Wednesday, December 15, 2010

A Touching Moment

One of these days when I have my thoughts together on the subject I am going to write about the educational system here in Georgia. Right now all I can say is that it is in desperate need of help - at least the language-teaching aspect does! I can't write about it yet, because while I know that there's a problem, I'm not entirely sure what that problem is. I've been talking with Tea about it quite a bit, and when I have a better grasp on it and can write about it more intelligently, I'll post on the subject. But, for all it lacks, the Ministry of Education is doing some things right. By the year 2014, the Ministry wants all Georgian teachers to be certified in their field. To become certified, the teachers have to take tests in their subject area. From what I've been told, the tests sound a lot like the Praxis tests in the U.S. Each teacher has to pass a general educational skills test as well as the test that covers his/her subject matter. The teacher can take the test multiple times if he/she fails it the first time. Lika took her English certification test this past year and missed passing it by one point. She will be trying for it again in the spring. Tea will be taking the test for the first time this spring. ......and she is very nervous about it.

One day last week when Tea and I were writing some lesson plans for our classes the next day, she showed me a sample test that she was given to use as practice for her upcoming certification test. We looked through it together and she identified the areas that she knows she struggles with - speaking and writing.
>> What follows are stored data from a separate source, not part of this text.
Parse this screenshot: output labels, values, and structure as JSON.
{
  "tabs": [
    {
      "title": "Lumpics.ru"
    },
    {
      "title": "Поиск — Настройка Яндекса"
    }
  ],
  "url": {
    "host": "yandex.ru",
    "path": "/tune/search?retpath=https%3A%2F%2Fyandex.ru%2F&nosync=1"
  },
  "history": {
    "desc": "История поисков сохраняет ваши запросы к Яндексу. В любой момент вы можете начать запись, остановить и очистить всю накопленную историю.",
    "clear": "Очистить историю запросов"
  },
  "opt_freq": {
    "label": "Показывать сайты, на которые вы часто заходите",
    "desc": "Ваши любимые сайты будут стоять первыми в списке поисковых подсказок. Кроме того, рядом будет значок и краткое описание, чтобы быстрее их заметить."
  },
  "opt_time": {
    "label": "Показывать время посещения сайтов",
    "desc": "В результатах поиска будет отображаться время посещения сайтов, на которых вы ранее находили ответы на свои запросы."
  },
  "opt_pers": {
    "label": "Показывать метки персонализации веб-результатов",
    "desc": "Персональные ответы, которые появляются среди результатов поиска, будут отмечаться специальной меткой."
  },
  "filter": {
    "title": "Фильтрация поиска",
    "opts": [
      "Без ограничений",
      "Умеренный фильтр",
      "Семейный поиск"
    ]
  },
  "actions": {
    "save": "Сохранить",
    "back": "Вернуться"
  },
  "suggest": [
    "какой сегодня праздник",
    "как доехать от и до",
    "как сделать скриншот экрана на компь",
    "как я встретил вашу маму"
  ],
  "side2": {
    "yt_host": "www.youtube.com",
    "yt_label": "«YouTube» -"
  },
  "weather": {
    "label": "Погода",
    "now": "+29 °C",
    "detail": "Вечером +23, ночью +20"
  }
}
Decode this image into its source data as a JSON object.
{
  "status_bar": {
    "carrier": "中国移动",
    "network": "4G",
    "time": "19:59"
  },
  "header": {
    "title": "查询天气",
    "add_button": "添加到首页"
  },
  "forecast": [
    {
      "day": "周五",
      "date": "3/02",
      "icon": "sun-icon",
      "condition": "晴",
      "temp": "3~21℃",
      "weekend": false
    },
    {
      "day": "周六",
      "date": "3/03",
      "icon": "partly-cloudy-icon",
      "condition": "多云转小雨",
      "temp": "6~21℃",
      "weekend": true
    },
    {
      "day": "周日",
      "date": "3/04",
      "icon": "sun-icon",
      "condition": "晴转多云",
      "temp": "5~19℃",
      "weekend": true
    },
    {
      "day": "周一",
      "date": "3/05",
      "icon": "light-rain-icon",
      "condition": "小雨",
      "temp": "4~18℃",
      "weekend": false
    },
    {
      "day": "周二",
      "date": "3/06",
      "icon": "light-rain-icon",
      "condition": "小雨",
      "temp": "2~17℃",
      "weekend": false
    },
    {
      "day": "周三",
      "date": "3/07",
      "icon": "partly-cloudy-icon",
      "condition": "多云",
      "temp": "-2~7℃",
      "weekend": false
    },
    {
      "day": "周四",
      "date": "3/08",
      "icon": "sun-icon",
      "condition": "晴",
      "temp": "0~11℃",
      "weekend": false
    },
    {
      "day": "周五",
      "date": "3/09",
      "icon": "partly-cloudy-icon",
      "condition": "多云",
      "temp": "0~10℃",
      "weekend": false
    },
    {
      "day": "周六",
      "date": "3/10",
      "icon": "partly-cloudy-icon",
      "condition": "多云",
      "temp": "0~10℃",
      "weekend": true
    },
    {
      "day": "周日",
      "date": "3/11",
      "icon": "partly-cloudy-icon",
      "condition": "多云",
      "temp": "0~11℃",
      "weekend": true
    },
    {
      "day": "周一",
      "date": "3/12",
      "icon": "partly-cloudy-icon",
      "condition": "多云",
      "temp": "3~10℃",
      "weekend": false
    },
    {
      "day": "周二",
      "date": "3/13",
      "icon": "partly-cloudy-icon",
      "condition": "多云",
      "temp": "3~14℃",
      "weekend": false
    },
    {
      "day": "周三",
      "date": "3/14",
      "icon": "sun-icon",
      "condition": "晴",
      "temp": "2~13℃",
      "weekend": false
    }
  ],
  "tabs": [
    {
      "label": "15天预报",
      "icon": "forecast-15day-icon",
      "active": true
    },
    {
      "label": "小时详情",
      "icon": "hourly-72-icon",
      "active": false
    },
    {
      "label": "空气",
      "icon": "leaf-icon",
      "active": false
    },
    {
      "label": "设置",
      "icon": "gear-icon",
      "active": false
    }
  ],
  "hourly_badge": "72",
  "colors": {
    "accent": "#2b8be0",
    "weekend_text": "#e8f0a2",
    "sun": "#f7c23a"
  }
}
I told her that we could practice both of these skills in preparation for the test. Of course, we talk to each other every day, but the test format is very intimidating. On the test are written a situation prompt and brief guidelines for the answer. Thirty seconds are allowed for planning one's answer, and then one minute is allowed for the answer to be given. That time constraint is the kicker! We did a couple of practices, and we'll do more in the future. Tea doesn't like doing it, but she knows she'll improve the more she does it. She does like writing. She asked me to give her some topics about which she can write short essays. The first one I gave her was to compare the summer and winter seasons here in Shamgona, to say which she preferred, and why she preferred it. She wrote a page and a half (long-hand) and I read it and made corrections. We talked through the corrections so that she could hear the right word order and learn some of the rules for writing. I gave her a second essay topic a couple of days ago, and this evening she produced her notebook with her new essay. She handed me the essay and a red pen. The topic was family. I started reading her essay in which she described her family - talking about her husband, her children, and "our grandmother." Then she wrote, "There is one more member of my family - her name is Stephanie and she is our guest." She went on to write that they are all very happy to have me here and feel comfortable enough with me living in their house to consider me a part of the family. I looked up at Tea and smiled - she was beaming. I told her that it means so much to me for her to feel that way.
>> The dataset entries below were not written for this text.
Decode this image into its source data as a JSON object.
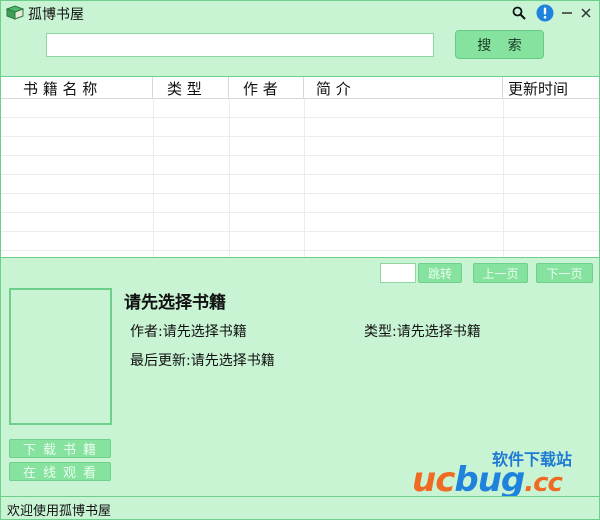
{
  "window": {
    "title": "孤博书屋"
  },
  "search": {
    "value": "",
    "placeholder": "",
    "button_label": "搜 索"
  },
  "table": {
    "columns": [
      "书 籍 名 称",
      "类 型",
      "作 者",
      "简 介",
      "更新时间"
    ],
    "rows": []
  },
  "pager": {
    "page_value": "",
    "jump_label": "跳转",
    "prev_label": "上一页",
    "next_label": "下一页"
  },
  "detail": {
    "title": "请先选择书籍",
    "author_label": "作者:",
    "author_value": "请先选择书籍",
    "type_label": "类型:",
    "type_value": "请先选择书籍",
    "updated_label": "最后更新:",
    "updated_value": "请先选择书籍",
    "download_label": "下载书籍",
    "read_online_label": "在线观看"
  },
  "status": {
    "text": "欢迎使用孤博书屋"
  },
  "watermark": {
    "site_name": "软件下载站",
    "logo_uc": "uc",
    "logo_bug": "bug",
    "logo_cc": ".cc"
  },
  "colors": {
    "background": "#c8f4d4",
    "border": "#6ccf8a",
    "button": "#86e29f",
    "info_icon": "#1f82dd"
  }
}
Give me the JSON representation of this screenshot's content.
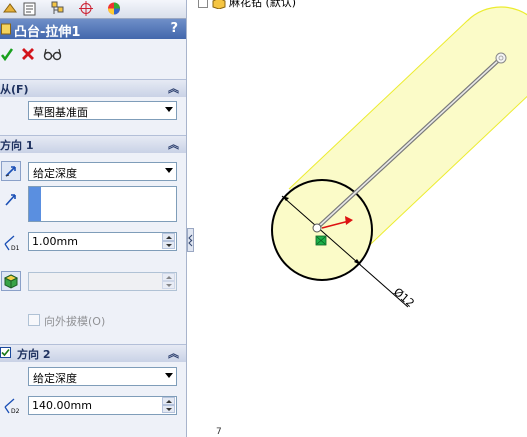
{
  "panel": {
    "tabs": [
      {
        "name": "feature-manager-tab-icon"
      },
      {
        "name": "property-manager-tab-icon"
      },
      {
        "name": "configuration-manager-tab-icon"
      },
      {
        "name": "dimxpert-manager-tab-icon"
      },
      {
        "name": "display-manager-tab-icon"
      }
    ],
    "title": "凸台-拉伸1",
    "help_label": "?",
    "actions": {
      "ok_icon": "checkmark-icon",
      "cancel_icon": "cross-icon",
      "preview_icon": "glasses-icon"
    }
  },
  "from": {
    "header": "从(F)",
    "selected": "草图基准面"
  },
  "direction1": {
    "header": "方向 1",
    "end_condition": "给定深度",
    "depth": "1.00mm",
    "draft_label": "向外拔模(O)"
  },
  "direction2": {
    "header": "方向 2",
    "checked": true,
    "end_condition": "给定深度",
    "depth": "140.00mm"
  },
  "tree": {
    "item": "麻花钻 (默认)"
  },
  "viewport": {
    "diameter_label": "Ø12",
    "triad_label": "7"
  },
  "colors": {
    "cylinder_fill": "#fbfbc8",
    "cylinder_edge": "#ecec30",
    "title_bar": "#4267ac",
    "selection_bar": "#5a8fe0"
  }
}
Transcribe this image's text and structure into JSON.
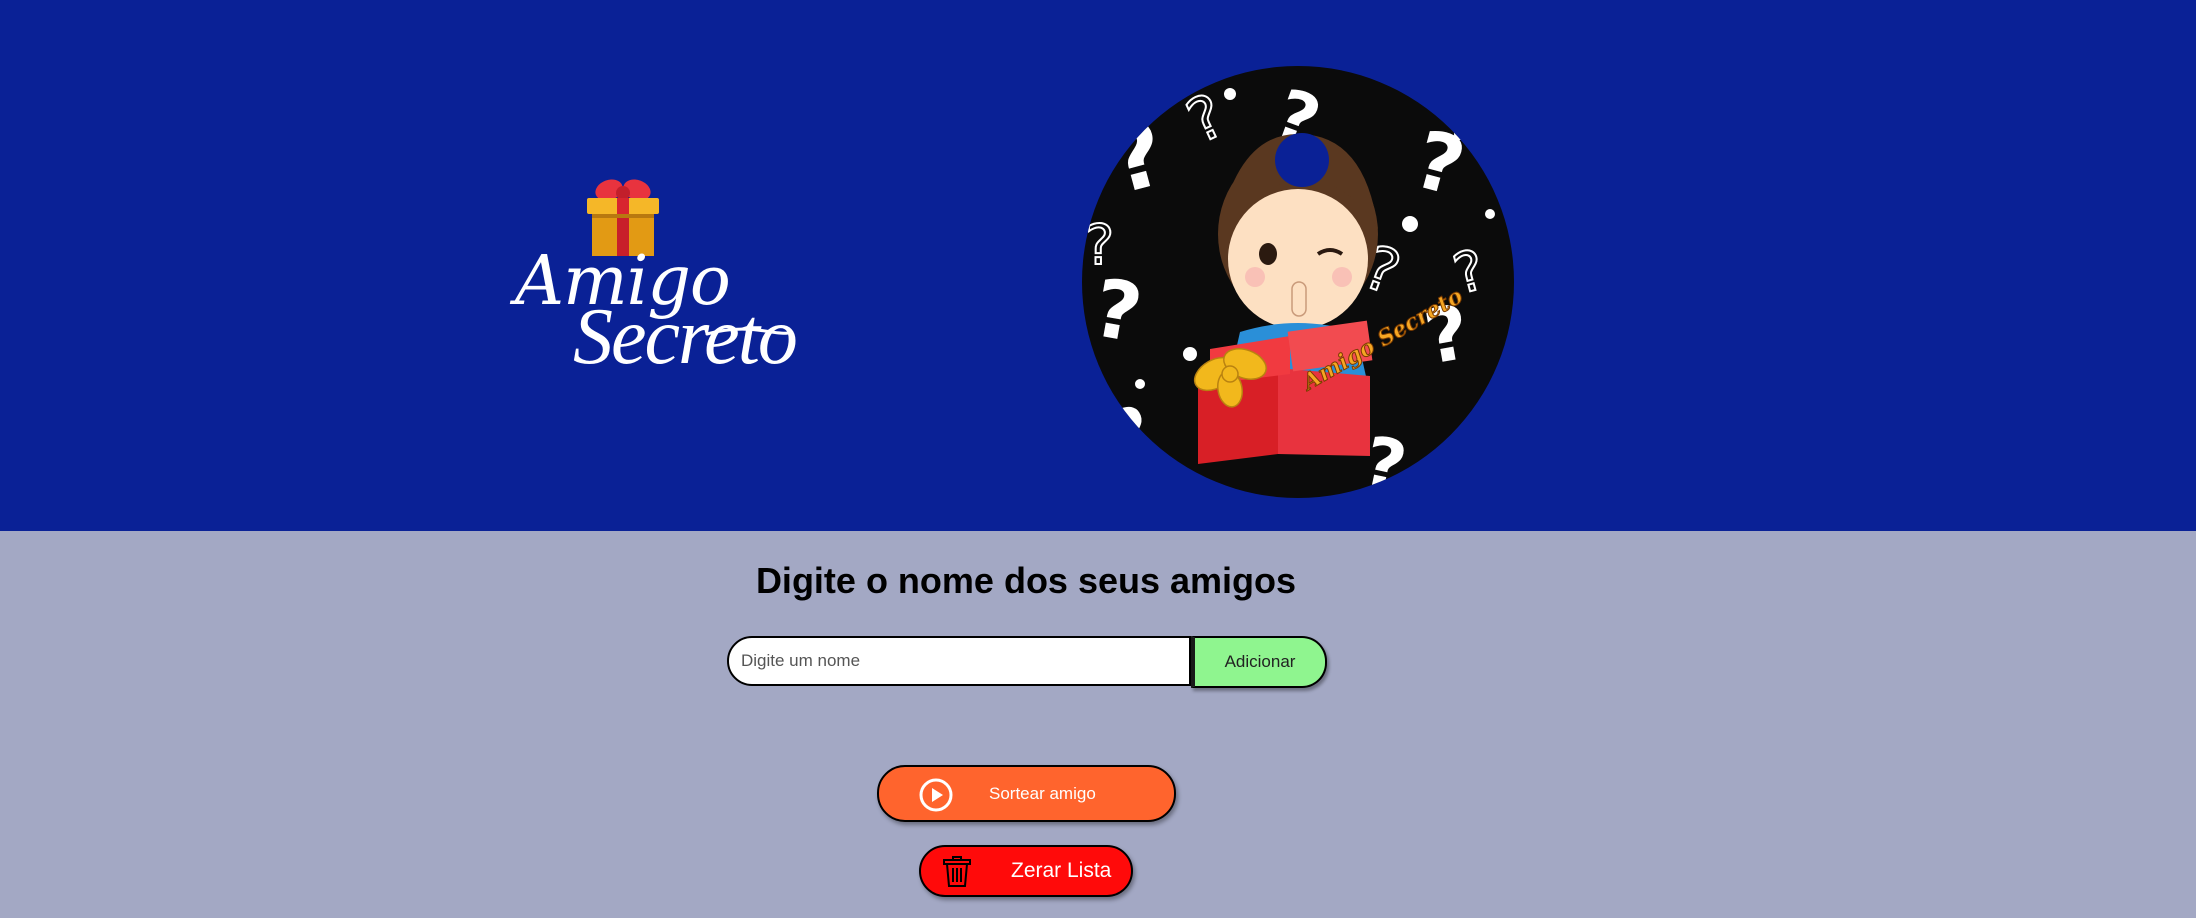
{
  "header": {
    "logo": {
      "word1": "Amigo",
      "word2": "Secreto",
      "gift_icon": "gift-icon"
    },
    "hero_image": "secret-friend-boy-illustration",
    "hero_badge_text": "Amigo Secreto"
  },
  "main": {
    "title": "Digite o nome dos seus amigos",
    "name_input": {
      "value": "",
      "placeholder": "Digite um nome"
    },
    "add_label": "Adicionar",
    "draw_label": "Sortear amigo",
    "draw_icon": "play-circle-icon",
    "clear_label": "Zerar Lista",
    "clear_icon": "trash-icon"
  },
  "colors": {
    "header_bg": "#0a2196",
    "page_bg": "#a3a8c4",
    "add_button": "#8ff58f",
    "draw_button": "#ff642d",
    "clear_button": "#ff0a0a"
  }
}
And it does. I realize that I am here to teach English - that's my job. But there is so much more to my being here than just a job. These are people that I am building relationships with - and that's what really matters in this life - people. Relationships. That's what Life is about. I realized today that Tea is more than my co-teacher. She is my friend. I am here to teach English to her and to my students, but what is most important is the friendship that is being built by spending time together day after day. For Tea and her family to think of me as a part of their family means the world to me - especially right now when my family is a world away.


  1. Very touching story, I hope you will continue to be able to build relationships.
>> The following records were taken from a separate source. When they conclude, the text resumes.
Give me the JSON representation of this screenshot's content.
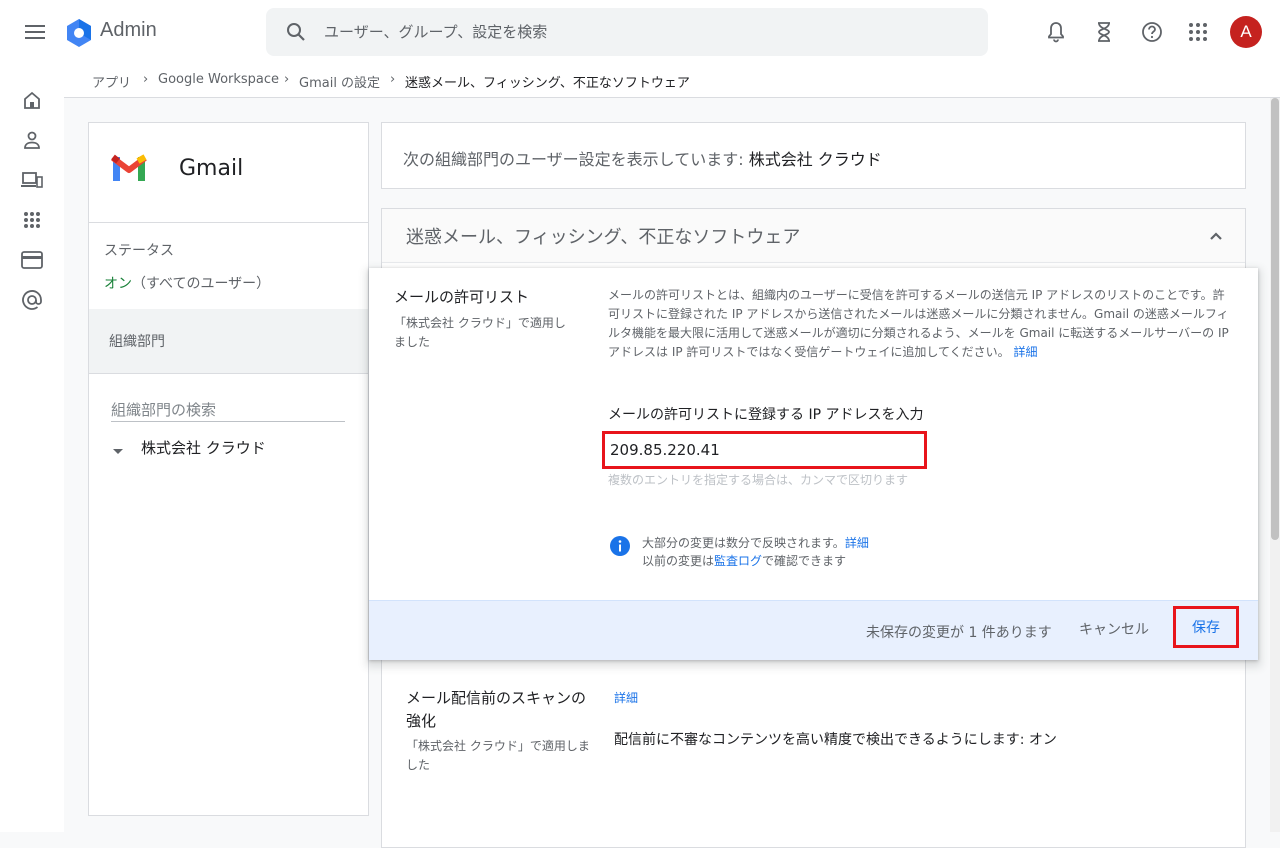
{
  "header": {
    "app_title": "Admin",
    "search_placeholder": "ユーザー、グループ、設定を検索",
    "avatar_letter": "A"
  },
  "breadcrumb": {
    "items": [
      "アプリ",
      "Google Workspace",
      "Gmail の設定",
      "迷惑メール、フィッシング、不正なソフトウェア"
    ]
  },
  "left_panel": {
    "app_name": "Gmail",
    "status_label": "ステータス",
    "status_on": "オン",
    "status_scope": "（すべてのユーザー）",
    "ou_header": "組織部門",
    "ou_search_placeholder": "組織部門の検索",
    "ou_item": "株式会社 クラウド"
  },
  "info_bar": {
    "prefix": "次の組織部門のユーザー設定を表示しています: ",
    "org": "株式会社 クラウド"
  },
  "section": {
    "title": "迷惑メール、フィッシング、不正なソフトウェア"
  },
  "dialog": {
    "setting_title": "メールの許可リスト",
    "applied_line1": "「株式会社 クラウド」で適用し",
    "applied_line2": "ました",
    "description": "メールの許可リストとは、組織内のユーザーに受信を許可するメールの送信元 IP アドレスのリストのことです。許可リストに登録された IP アドレスから送信されたメールは迷惑メールに分類されません。Gmail の迷惑メールフィルタ機能を最大限に活用して迷惑メールが適切に分類されるよう、メールを Gmail に転送するメールサーバーの IP アドレスは IP 許可リストではなく受信ゲートウェイに追加してください。",
    "description_link": "詳細",
    "field_label": "メールの許可リストに登録する IP アドレスを入力",
    "ip_value": "209.85.220.41",
    "field_hint": "複数のエントリを指定する場合は、カンマで区切ります",
    "info_line1": "大部分の変更は数分で反映されます。",
    "info_line1_link": "詳細",
    "info_line2_prefix": "以前の変更は",
    "info_line2_link": "監査ログ",
    "info_line2_suffix": "で確認できます",
    "unsaved": "未保存の変更が 1 件あります",
    "cancel": "キャンセル",
    "save": "保存"
  },
  "setting2": {
    "title": "メール配信前のスキャンの強化",
    "applied": "「株式会社 クラウド」で適用しました",
    "link": "詳細",
    "value": "配信前に不審なコンテンツを高い精度で検出できるようにします: オン"
  },
  "colors": {
    "accent_blue": "#1a73e8",
    "status_green": "#188038",
    "highlight_red": "#e8141b",
    "avatar_red": "#c5221f"
  }
}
  2. Steffi, that is such a blessing that Tea feels you are part of the family. I sense that you are finding comfort in that relationship as well. I know nothing can substitute for the feelings you have for your real family...from whom you are now so distanced geographically. But I am hoping that the process of building strong relationships there in Shamgona (did I remember to spell that correctly?) will make your time there be more meaningful. What is the belief system of the family you are living with?

    I will continue to pray for you as you work and live so far away. Take care and stay strong.

  3. I only hope I am blessed with such a great experience as yours so far!

  4. Janice,
    Almost everyone in the entire country is Christian Orthodox. But in my village, they don't get to church very often. There is so much work to be done to keep the households running, and the closest church is 30 minutes away. But they hold their beliefs very strongly.